In the January 2014 Editor's Corner, I mentioned that I have begun some collaborative research with one of my patients, a professor in the University of Southern California's Viterbi School of Engineering, on 3D printing in dentistry and, specifically, in orthodontics. His graduate students utilize 3D printers to experimentally manufacture a variety of objects with an accuracy previously achieved only by precision casting or computerized milling techniques. It doesn't take a giant leap of imagination to surmise that any plastic orthodontic appliances, from bite plates to study models to aligners to retainers, can be produced by laser-polymerization methods of 3D printing. Deposition metal printers, while still in their infancy, promise to achieve the long-awaited goal of fabricating completely customized fixed appliances, whether lingual or labial, in the orthodontic office. Three-dimensional printers are already finding wide applicability throughout industry and medicine. The replicators envisioned in Star Trek are here.
In the current issue of JCO, Drs. Christian Groth, Neal Kravitz, Perry Jones, John Graham, and Ronald Redmond present a detailed overview of 3D polymerized-resin printing in orthodontic practice. If these names sound familiar, the same group of authors supplied the extensive review of intraoral scanners for our June 2014 issue.
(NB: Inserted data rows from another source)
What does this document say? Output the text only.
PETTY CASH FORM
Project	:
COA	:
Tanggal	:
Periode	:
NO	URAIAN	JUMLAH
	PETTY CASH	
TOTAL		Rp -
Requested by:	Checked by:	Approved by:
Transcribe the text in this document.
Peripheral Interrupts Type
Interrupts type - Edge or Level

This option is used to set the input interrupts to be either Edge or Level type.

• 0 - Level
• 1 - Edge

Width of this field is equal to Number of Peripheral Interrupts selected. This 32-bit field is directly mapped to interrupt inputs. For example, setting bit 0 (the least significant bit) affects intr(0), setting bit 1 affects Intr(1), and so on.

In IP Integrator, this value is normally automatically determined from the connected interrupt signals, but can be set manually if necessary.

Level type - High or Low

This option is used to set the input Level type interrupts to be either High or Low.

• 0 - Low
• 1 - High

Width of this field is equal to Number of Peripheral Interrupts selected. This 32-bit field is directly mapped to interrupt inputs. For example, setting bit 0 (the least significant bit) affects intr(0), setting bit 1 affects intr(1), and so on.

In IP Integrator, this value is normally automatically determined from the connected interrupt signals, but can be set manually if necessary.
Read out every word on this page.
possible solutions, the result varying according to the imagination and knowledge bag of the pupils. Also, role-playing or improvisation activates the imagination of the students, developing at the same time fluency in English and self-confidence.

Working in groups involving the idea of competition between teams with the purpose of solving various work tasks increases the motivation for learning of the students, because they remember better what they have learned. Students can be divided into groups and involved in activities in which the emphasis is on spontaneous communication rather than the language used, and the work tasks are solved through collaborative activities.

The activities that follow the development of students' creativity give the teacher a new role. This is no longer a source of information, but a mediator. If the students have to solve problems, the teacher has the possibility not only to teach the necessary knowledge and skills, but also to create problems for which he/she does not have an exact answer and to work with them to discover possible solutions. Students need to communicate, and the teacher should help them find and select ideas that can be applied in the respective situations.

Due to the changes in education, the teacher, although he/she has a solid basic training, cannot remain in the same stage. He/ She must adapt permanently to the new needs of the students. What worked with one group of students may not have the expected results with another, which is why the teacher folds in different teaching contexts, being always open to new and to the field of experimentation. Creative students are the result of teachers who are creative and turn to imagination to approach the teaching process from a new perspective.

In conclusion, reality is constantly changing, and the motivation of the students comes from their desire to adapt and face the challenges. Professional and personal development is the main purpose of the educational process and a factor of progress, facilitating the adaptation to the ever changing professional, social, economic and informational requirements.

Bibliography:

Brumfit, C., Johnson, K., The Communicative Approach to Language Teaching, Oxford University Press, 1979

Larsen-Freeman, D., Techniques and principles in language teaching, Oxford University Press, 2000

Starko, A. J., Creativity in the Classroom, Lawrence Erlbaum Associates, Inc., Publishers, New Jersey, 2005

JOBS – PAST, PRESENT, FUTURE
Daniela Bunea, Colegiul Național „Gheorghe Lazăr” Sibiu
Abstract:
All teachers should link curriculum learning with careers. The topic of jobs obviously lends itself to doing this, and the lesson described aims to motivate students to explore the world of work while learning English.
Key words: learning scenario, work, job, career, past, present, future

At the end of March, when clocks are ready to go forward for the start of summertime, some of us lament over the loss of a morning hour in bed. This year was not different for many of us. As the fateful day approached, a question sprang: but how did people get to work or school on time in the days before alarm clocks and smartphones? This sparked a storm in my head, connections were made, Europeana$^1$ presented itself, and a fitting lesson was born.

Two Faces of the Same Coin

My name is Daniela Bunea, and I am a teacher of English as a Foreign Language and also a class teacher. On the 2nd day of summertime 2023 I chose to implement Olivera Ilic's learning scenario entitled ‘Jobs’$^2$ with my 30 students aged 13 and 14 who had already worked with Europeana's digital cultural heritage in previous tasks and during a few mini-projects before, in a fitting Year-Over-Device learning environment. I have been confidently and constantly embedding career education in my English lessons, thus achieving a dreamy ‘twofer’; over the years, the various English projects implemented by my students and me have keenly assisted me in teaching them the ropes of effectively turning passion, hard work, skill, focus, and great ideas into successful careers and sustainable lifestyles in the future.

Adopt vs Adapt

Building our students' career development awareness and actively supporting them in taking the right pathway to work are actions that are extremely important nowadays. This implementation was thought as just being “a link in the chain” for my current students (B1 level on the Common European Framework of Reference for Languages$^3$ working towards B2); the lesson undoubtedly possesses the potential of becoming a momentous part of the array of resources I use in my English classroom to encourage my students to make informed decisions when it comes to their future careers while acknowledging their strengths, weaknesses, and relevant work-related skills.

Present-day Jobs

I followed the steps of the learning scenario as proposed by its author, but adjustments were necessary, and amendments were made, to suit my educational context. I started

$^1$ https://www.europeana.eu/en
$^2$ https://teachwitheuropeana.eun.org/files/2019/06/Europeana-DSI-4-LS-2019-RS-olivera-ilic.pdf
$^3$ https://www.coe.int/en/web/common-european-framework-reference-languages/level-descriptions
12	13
As they point out, although 3D printers--at least those with clinically acceptable levels of accuracy--are still cost-prohibitive, it won't be long until their prices come down enough for everyday office use.
So there you have it. We can get instantaneous access to virtually all the information in the universe through Google and other search engines. Intraoral and extraoral 3D scanners, coupled with various computer apps, give us the equivalent of Dr. McCoy's medical tricorder. Now 3D printers have taken on the role of Mr. Scott's replicator. What's next? Beam me up, Scotty.
RGK
CORRECTION
In regard to their article on “The Tandem Archwire Concept with Self-Ligating Brackets” (April 2014), Drs. Anoop Sondhi and Anmol S. Kalha would like to acknowledge that the geometric analysis for the Tandem Archwire technique was originally done by Dr. Anshul Agarwal, a former postgraduate student, Institute of Dental Studies and Technologies, Modinagar, Uttar Pradesh, India, and current director of Agarwal Dental Clinic, Jhansi, Uttar Pradesh, India; and Dr. Puneet Batra, Vice Principal, Professor, and Head, Institute of Dental Studies and Technologies. Their contribution to this work is gratefully recognized.